"I was amazed with the outcome immediately following the procedure and more so upon healing. It is wonderful to see so clearly. It has been great not to have to bother wearing glasses."
- Susan, patient
Refractive surgery refers to any surgery, laser or non-laser, that permanently changes the way the eye focuses light internally, to reduce or eliminate:
- Nearsightedness (myopia)
- Farsightedness (hyperopia)
While eyeglasses and removable contact lenses do temporarily correct refractive errors, refractive surgery offers a more permanent option for those who do not wish to wear eyeglasses or contact lenses for occupational, recreational, medical or cosmetic reasons.

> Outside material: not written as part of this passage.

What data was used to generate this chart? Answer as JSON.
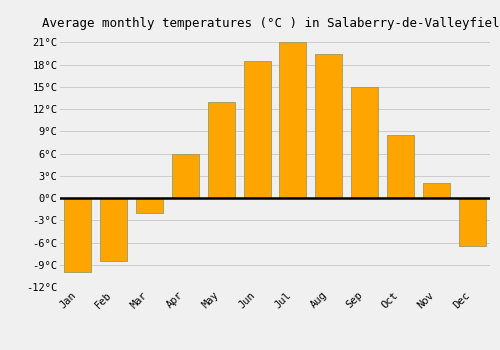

Described below are several of the surgical options available through Davis Duehr Dean. To learn about which option would work best for you, please schedule a free consultation.
The most common vision correction surgery today is laser refractive surgery. Laser vision correction uses laser light from an excimer laser to reshape the cornea to change the eye's focusing (refractive) power.
LASIK & PRK
LASIK (Laser In Situ Keratomileusis) and PRK (Photorefractive Keratectomy) are the most widely used and best known of the FDA-approved corneal refractive surgical procedures.
- LASIK is by far the most common procedure to correct farsightedness, nearsightedness, and astigmatism. LASIK uses a special surgical instrument (microkeratome) to create a thin flap on the outside of the cornea. This flap is gently folded back so that the laser may reach and reshape the deeper corneal layers to correct the eye's focus.
- PRK, a first-generation laser surgery procedure, involves mild abrasion to remove the surface layer of the cornea (epithelium), followed by excimer laser reshaping of the cornea's middle layer (stroma). Because the epithelium is removed, there is a slightly longer healing time, compared to LASIK.
The IntraLase Method® is LASIK, using a blade-free technique to create the corneal flap. Instead of a surgical instrument, surgeons use tiny, rapid pulses of laser light that pass through the top layers of the cornea. This allows the surgeon to more precisely determine the dimensions of the flap. As with traditional LASIK, the IntraLase Method® can be performed on both eyes the same day, with little discomfort and almost no post-operative down-time. Learn more about this procedure at intralasefacts.com.
LASEK (Laser Epithelial Keratomileusis) is a slight variation of LASIK, which preserves more corneal tissue than a typical LASIK procedure. LASEK may be a better alternative for patients who have thin corneas.
Phakic Intraocular Lenses
Surgically implanted lenses known as phakic intraocular lenses (IOLs) are new options for people seeking correction of farsightedness and nearsightedness.
Implantable Collamer Lens (ICL)
The implantable Collamer Lens — commonly called "implantable contact lens" — is a paper-thin synthetic lens which is micro-surgically placed between the cornea and the iris (colored portion of the eye). The implanted lens works with the eye's existing lens to correct refraction. The surgical micro-incision self seals so no stitches are needed, which means faster healing time and less complications.
In February 2006, Davis Duehr Dean was the first in the US to perform the procedure since FDA approval. As recognized leaders in eye surgery, Davis Duehr Dean - Refractive Surgery Center was the National Headquarters for the ICL Study which led to FDA approval, and one of our surgeons, Dr. John Vukich, was the National Medical Monitor for the study. We are also training the nation's eye surgeons in this exciting new technique.
Clear Lens Extraction (CLE)
Another option available is Clear Lens Extraction (CLE). It involves removing the eye's clear lens and inserting an artificial lens. This procedure is generally only recommended for patients who are extremely nearsighted (greater than 12 diopters of correction needed.)